"Not like that," Rand protested. He joined the other man, squatting with his back against the stone. That way the top of the wall was higher than his head, protection of a kind from the wind. If it was a wind. No wind had ever felt… solid… like that. "Peace! Maybe not even in the Blight."
"For someone like you…" Lan shrugged as if that explained everything. "How long before you leave, sheepherder? A month since you said you were going, and I thought you'd be three weeks gone by now."

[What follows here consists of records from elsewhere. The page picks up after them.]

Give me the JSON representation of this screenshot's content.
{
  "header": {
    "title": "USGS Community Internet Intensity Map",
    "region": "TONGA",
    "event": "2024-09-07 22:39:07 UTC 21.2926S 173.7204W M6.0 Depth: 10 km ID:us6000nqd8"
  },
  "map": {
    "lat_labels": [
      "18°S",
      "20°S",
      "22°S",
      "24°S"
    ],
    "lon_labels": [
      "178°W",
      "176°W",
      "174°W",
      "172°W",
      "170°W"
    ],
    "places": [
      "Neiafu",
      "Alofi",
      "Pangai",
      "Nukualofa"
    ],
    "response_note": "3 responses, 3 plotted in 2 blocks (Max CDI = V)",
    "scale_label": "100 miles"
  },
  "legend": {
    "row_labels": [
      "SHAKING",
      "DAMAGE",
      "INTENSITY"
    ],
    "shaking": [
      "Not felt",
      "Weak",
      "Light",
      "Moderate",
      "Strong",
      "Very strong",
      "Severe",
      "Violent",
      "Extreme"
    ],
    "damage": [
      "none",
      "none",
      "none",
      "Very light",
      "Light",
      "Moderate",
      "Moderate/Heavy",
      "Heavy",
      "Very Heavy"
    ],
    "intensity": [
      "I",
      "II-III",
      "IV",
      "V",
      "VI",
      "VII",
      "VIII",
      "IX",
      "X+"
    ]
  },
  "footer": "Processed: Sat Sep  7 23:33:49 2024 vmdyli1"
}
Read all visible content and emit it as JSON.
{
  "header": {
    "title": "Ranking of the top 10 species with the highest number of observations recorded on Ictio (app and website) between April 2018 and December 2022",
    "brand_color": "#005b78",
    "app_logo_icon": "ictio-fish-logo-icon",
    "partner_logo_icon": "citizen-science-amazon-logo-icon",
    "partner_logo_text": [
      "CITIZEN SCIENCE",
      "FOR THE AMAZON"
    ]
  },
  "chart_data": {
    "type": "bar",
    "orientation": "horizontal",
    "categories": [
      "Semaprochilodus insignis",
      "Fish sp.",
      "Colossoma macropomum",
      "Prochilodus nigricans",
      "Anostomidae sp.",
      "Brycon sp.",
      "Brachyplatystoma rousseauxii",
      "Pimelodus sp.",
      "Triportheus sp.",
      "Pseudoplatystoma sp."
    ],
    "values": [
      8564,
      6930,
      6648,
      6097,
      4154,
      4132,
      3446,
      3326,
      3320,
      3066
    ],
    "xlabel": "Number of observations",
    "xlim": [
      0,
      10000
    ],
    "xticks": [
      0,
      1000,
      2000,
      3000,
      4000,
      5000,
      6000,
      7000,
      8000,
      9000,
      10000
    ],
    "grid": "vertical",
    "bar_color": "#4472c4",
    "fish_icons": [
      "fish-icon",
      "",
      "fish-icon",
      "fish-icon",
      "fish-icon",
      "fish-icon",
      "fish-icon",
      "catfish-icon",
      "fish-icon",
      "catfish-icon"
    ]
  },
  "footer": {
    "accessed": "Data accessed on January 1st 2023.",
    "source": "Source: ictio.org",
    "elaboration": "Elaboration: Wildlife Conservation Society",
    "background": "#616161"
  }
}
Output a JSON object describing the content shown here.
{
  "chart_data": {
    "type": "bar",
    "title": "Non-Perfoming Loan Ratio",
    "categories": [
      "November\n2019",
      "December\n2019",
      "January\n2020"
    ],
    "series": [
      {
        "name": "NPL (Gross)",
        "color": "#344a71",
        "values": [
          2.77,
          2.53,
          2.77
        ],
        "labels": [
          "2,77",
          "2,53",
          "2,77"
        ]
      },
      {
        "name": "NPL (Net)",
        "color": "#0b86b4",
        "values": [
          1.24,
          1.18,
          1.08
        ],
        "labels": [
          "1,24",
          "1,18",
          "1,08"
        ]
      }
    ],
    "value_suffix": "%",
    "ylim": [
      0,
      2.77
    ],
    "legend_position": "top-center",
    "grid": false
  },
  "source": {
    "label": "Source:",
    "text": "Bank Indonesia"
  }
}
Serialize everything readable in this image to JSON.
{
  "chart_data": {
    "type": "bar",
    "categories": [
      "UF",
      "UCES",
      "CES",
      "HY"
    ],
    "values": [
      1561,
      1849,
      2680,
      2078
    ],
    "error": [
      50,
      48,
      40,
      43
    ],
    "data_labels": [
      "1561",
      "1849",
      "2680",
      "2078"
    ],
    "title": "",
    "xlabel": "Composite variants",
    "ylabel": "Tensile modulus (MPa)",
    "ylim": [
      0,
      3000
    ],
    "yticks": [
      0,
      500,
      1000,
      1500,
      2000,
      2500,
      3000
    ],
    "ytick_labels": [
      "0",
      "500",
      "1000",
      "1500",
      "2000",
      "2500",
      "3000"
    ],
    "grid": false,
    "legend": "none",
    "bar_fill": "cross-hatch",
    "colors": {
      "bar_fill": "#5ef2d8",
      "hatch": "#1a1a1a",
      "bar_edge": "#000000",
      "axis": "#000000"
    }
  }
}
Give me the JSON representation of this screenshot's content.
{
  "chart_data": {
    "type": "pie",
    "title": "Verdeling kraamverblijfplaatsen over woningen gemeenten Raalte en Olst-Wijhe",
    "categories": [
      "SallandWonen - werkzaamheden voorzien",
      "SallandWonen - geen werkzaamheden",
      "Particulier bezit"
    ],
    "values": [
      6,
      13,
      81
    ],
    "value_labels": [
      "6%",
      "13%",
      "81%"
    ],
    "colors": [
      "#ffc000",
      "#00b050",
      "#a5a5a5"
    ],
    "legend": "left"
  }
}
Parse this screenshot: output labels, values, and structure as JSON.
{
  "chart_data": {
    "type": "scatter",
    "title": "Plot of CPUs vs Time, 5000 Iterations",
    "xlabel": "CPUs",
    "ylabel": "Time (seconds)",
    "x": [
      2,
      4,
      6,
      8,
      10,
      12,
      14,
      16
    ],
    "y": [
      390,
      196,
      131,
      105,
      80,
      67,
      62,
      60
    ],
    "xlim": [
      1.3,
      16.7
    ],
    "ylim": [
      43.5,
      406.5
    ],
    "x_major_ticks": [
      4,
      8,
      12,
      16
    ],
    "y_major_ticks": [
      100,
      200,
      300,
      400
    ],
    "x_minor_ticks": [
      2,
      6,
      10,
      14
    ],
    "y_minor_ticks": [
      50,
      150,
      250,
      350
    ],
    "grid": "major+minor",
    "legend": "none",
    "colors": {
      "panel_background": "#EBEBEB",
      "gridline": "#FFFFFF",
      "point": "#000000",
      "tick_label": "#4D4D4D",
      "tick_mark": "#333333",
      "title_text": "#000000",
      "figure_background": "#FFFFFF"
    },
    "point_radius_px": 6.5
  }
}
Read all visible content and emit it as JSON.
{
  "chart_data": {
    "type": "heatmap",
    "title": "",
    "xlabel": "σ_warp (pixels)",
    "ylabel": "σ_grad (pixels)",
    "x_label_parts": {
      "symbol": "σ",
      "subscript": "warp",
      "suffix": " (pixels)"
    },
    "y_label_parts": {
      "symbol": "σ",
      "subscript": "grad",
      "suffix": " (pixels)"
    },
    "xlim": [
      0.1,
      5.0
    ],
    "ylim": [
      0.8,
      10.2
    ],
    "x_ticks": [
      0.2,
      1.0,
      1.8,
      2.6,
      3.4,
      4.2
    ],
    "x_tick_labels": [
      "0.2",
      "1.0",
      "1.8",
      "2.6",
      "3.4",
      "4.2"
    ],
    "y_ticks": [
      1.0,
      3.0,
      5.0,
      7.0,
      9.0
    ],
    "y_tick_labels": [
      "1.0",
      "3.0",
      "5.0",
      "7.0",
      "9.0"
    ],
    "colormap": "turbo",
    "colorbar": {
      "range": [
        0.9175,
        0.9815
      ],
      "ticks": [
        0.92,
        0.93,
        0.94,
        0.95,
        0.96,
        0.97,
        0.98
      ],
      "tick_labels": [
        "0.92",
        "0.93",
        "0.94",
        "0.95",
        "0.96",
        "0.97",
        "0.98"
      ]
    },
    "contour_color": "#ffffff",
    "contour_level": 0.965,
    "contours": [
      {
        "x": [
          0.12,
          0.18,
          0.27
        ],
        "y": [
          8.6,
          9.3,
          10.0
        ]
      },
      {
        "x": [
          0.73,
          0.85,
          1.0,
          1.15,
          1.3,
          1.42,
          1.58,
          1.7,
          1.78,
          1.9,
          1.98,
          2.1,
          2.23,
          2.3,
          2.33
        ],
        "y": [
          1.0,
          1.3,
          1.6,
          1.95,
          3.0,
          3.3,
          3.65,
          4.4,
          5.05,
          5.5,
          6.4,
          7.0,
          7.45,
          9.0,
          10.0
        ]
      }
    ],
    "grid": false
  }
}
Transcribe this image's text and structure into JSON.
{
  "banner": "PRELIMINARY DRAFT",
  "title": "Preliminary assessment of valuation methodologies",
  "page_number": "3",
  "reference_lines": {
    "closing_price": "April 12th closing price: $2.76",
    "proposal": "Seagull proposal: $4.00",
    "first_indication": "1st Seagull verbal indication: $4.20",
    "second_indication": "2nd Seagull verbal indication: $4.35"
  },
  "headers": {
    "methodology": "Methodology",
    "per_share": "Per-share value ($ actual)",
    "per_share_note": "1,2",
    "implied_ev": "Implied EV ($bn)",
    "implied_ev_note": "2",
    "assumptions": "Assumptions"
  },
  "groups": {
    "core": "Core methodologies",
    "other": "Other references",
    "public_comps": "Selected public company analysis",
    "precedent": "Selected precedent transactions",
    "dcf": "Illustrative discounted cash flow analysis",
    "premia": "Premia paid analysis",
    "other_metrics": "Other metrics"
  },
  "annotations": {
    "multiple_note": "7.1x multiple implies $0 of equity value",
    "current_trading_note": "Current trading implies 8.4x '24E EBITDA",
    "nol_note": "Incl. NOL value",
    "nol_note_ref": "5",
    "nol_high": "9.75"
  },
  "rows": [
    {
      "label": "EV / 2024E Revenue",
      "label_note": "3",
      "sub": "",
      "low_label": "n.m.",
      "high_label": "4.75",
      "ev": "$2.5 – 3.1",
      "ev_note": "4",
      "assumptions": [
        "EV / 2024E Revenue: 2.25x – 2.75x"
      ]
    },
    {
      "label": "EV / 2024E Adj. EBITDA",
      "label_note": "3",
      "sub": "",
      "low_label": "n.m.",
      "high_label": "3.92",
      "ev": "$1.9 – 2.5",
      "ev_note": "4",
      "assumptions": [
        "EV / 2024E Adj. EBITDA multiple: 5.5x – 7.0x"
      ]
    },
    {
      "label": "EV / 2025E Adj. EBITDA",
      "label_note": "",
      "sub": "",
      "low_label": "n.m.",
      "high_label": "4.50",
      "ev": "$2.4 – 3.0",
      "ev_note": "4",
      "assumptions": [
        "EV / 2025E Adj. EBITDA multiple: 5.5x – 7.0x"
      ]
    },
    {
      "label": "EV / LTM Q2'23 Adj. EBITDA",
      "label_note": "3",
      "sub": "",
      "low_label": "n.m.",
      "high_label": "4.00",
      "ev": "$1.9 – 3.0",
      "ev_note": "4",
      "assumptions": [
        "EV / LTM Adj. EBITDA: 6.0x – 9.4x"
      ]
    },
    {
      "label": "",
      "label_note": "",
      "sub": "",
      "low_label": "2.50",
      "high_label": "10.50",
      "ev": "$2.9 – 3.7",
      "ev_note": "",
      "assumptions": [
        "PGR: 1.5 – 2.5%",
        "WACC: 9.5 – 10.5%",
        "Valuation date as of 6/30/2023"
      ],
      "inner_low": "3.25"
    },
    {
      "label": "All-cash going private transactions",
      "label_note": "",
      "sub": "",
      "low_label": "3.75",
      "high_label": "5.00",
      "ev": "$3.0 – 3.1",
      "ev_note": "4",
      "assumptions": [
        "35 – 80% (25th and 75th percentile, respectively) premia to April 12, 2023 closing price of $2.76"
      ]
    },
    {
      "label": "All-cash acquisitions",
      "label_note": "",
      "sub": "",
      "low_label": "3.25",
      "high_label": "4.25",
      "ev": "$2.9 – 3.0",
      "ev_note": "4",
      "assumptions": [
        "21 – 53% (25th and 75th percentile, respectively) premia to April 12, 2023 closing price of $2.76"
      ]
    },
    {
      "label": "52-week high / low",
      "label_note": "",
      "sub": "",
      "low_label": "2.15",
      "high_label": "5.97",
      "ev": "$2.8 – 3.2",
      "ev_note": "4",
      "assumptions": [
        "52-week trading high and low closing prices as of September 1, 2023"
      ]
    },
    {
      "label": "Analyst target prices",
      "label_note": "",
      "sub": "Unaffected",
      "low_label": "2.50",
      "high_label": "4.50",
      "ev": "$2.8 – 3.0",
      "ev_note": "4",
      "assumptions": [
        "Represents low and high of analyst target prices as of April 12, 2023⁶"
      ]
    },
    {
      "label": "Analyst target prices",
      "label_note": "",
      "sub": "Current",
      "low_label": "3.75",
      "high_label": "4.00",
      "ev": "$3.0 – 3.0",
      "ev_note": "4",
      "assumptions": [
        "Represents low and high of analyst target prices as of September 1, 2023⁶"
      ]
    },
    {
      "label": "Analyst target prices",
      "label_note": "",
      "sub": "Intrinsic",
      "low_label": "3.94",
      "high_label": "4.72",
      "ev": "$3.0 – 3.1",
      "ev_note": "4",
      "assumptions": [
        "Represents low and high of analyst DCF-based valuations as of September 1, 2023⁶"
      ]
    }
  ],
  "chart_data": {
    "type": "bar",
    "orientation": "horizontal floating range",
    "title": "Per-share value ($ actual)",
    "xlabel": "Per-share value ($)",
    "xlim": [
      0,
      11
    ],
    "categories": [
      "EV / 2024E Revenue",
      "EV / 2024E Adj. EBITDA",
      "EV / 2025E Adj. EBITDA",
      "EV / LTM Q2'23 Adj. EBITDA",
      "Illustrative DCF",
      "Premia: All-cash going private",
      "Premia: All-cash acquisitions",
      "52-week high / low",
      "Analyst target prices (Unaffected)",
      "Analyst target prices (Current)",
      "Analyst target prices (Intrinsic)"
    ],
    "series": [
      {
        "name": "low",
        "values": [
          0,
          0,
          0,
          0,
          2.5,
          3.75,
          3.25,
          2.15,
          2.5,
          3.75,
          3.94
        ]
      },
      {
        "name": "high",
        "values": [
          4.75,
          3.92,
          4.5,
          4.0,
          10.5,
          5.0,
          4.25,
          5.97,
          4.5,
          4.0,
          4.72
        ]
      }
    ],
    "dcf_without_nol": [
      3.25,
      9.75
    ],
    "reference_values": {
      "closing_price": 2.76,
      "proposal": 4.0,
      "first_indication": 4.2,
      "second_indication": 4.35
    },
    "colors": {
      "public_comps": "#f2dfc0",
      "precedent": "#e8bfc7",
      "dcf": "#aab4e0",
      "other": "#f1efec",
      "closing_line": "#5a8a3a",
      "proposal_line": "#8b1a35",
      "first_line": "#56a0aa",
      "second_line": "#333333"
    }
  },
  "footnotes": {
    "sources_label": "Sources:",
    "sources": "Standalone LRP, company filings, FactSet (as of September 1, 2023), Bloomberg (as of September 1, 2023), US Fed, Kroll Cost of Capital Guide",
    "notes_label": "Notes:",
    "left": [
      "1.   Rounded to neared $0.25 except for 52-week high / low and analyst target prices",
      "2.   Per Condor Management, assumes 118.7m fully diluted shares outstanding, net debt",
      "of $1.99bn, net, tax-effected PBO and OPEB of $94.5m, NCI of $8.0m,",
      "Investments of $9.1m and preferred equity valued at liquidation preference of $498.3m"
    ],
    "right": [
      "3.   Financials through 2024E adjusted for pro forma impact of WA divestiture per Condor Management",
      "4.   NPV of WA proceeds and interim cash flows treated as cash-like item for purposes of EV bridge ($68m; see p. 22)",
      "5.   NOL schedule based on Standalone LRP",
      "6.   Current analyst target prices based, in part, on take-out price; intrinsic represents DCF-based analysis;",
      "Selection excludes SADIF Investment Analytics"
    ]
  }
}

Rand stared up at him in surprise. He's acting like nothing happened! Frowning, he set down the practice sword and lifted his real sword to his knees, fingers running along the long, leather-wrapped hilt inset with a bronze heron. Another bronze heron stood on the scabbard, and yet another was scribed on the sheathed blade. It was still a little strange to him that he had a sword. Any sword, much less one with a blademaster's mark. He was a farmer from the Two Rivers, so far away, now. Maybe far away forever, now. He was a shepherd like his father — I was a shepherd. What am I now? — and his father had given him a heron-marked sword. Tam is my father, no matter what anybody says. He wished his own thoughts did not sound as if he was trying to convince himself.
Again Lan seemed to read his mind. "In the Borderlands, sheepherder, if a man has the raising of a child, that child is his, and none can say different."
Scowling, Rand ignored the Warder's words. It was no one's business but his own. "I want to learn how to use this.